To help demonstrate what some have called their "blind faith" in this law, opponents of change may even go so far as to tell you that species with designated critical habitats are more likely to be improving, even though the official position of the Service, in successive administrations, both Democrat and Republican, is that 30 years of critical habitat has done very little - if anything - to help species. On the contrary, it just causes conflict, litigation, and wastes valuable agency resources that could otherwise be spent in the field on species in need.

I could go on and on, but the bottom line is the Endangered Species Act is in desperate need of an update. I would wager that none of my colleagues on this dais could say with a straight face, that almost 34 years ago, when Congress passed its first attempt at a species recovery law, we got it EXACTLY right. Congress gets NOTHING exactly right.

The ESA must be updated to incorporate 30 years of lessons learned. It must be modernized for the 21 st century to provide flexibility for innovation to achieve results. We must change the Act's chief unintended consequences of conflict and litigation into real cooperative conservation.

The ESA's regulatory Iron Curtain has prevented this from happening. It has hurt species recovery by leading to the trend we all know as "shoot, shovel and shut up." And it has hurt family farmers and ranchers by taking their property away unnecessarily.

In my thirteen years of experience in Congress with the ESA, it is here that the opposing line-in-the-sand has always been drawn. Everyone here today wants this law to work to conserve and recover endangered species, but not everyone wants to enlist the help of the private property owner to do it. Perhaps it is simply an ideological difference.

But I submit to you that if we do not enlist the property owner, we will never increase the ESA's meager results for species recovery. Because 90% of all endangered species in America have habitat on private land, we can never reasonably expect to achieve success if we do not make the landowner an ally of the species and a partner of the federal government.

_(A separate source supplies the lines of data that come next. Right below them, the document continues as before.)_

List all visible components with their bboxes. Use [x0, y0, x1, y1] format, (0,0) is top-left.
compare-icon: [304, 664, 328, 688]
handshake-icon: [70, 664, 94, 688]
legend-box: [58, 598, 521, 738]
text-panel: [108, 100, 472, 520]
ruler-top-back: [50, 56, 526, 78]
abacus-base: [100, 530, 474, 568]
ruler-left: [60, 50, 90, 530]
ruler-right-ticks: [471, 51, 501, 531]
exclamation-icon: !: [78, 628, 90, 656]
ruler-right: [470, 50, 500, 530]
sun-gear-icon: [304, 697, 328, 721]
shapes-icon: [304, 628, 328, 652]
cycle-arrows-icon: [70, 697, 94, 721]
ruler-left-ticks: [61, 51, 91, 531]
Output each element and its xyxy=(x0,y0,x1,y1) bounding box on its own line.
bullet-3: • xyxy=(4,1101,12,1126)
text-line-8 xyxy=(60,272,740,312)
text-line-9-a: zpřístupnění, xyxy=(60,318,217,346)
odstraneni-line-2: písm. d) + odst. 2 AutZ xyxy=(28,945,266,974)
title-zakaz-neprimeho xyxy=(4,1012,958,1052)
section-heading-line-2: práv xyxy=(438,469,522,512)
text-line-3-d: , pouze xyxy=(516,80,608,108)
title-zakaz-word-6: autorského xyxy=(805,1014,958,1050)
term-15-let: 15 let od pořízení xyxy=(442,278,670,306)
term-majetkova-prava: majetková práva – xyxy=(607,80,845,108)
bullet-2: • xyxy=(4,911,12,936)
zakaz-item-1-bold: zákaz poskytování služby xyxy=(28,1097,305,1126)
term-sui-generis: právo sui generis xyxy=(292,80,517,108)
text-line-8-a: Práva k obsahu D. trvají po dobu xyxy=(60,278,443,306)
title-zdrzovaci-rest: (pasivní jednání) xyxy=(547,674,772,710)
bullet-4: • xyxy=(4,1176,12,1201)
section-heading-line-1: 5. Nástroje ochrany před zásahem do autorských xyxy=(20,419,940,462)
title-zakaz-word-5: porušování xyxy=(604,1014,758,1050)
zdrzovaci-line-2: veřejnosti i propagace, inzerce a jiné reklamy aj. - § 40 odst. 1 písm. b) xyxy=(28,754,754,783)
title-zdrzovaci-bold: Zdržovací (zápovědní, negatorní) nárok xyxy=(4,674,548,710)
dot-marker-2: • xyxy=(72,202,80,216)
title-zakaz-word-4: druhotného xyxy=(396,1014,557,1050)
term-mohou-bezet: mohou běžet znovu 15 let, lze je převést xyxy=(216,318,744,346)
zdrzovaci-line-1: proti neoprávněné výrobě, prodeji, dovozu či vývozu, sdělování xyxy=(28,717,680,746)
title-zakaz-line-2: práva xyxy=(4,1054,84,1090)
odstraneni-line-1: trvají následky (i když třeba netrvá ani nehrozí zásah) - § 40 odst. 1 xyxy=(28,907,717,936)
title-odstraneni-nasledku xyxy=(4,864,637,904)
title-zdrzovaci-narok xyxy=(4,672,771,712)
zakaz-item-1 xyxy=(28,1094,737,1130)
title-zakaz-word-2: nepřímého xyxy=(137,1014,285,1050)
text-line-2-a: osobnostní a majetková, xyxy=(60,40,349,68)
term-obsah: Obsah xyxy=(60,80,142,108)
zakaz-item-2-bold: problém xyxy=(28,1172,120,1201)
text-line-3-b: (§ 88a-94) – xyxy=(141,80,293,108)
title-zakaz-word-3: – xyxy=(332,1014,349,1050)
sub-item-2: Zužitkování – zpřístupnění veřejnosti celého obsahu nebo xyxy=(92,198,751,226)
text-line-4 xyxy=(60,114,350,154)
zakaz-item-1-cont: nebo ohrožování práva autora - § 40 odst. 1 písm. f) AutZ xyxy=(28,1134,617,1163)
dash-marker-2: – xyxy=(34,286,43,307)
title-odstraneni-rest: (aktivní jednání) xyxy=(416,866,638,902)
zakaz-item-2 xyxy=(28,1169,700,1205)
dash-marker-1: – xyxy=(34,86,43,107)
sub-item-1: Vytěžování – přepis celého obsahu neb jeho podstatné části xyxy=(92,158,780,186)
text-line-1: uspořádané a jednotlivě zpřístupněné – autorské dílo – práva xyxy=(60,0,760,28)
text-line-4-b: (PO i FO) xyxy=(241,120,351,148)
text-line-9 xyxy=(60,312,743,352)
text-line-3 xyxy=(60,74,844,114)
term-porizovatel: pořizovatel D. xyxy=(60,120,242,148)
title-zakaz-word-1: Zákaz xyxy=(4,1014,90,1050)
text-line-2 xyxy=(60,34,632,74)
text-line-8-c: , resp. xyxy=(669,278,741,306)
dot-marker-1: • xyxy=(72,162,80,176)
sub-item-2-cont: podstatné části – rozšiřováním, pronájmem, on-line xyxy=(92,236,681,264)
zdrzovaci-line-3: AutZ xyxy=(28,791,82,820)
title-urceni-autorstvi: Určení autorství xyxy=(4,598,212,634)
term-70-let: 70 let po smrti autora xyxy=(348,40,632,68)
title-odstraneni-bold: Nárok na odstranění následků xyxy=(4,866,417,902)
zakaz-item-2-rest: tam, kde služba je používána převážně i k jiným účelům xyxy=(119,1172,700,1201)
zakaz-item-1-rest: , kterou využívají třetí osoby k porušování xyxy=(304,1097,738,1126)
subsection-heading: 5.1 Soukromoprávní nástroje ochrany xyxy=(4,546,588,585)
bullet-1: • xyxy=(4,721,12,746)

In this regard, protecting the private property rights of the American landowner is not only what is right constitutionally, it is the KEY to increasing our rates of species recovery.

The bipartisan Threatened and Endangered Species Recovery Act - or TESRA - will do just this. It begins to solve the long-outstanding problems of the Endangered Species Act by (1) focusing on species recovery by creating recovery teams and requiring recovery plans by date certain (2) increasing openness and accountability (3) strengthening scientific standards (4) creating bigger roles for state and local governments (5) protecting and incentivizing private property owners and (6) eliminating dysfunctional critical habitat designations that cause conflict without benefit.

So, as we move forward in this process, I ask the committee to rise above partisanship and hyperbole, as the sponsors of this legislation have, and engage in honest debate. When you hear the tired and inane rhetoric of "gut," "rollback" and "eviscerate," take a step back, look at the official Fish and Wildlife Service data, think of all the conflict, and ask yourself, what could we possible have to rollback? It's time to move forward, update this law and bring it into the 21 st Century.